Donald Knuth, in his famous "The Art of Computer Programming", concluded that "the bubble sort seems to have nothing to recommend it, except a catchy name and the fact that it leads to some interesting theoretical problems".

Since this algorithm is easy to implement it is easy to support, and it is important in real application life cycle to reduce effort for support.

sergdev
It is not easy to support. Every real programmer will feel an almost unsurmountable urge to replace it as soon as possible :)
Stephan Eggermont
A: 

Mostly nothing. Use QuickSort or SelectionSort instead...!

Thomas Hansen
+8  A: 

Bubble sort is (provably) the fastest sort available under a very specific circumstance. It originally became well known primarily because it was one of the first algorithms (of any kind) that was rigorously analyzed, and the proof was found that it was optimal under its limited circumstance.
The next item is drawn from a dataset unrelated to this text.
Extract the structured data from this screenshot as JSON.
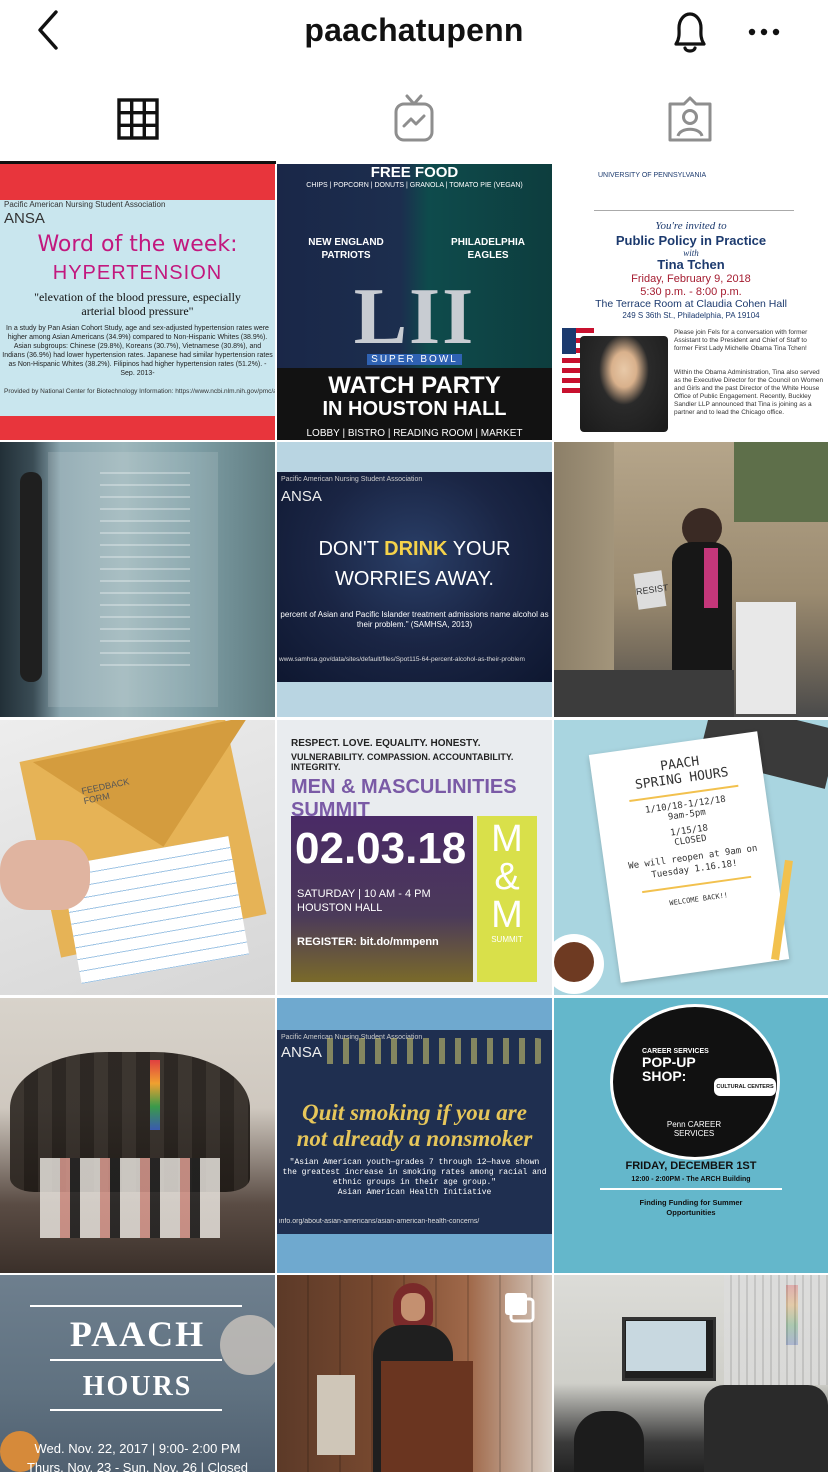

Consider a file stored on a tape drive, and so little random access memory (or such large keys) that you can only load two records into memory at any given time. Rewinding the tape is slow enough that doing random access within the file is generally impractical -- if possible, you want to process records sequentially, no more than two at a time.

Back when tape drives were common, and machines with only a few thousand (words|bytes) of RAM (of whatever sort) were common, that was sufficiently realistic to be worth studying. That circumstance is now rare, so studying bubble sort makes little sense at all -- but even worse, the circumstance when it's optimal isn't taught anyway, so even when/if the right situation arose, almost nobody would realize it.

As far as being the fastest on an extremely small and/or nearly sorted set of data, while that can cover up the weakness of bubble sort (to at least some degree), an insertion sort will essentially always be better for either/both of those.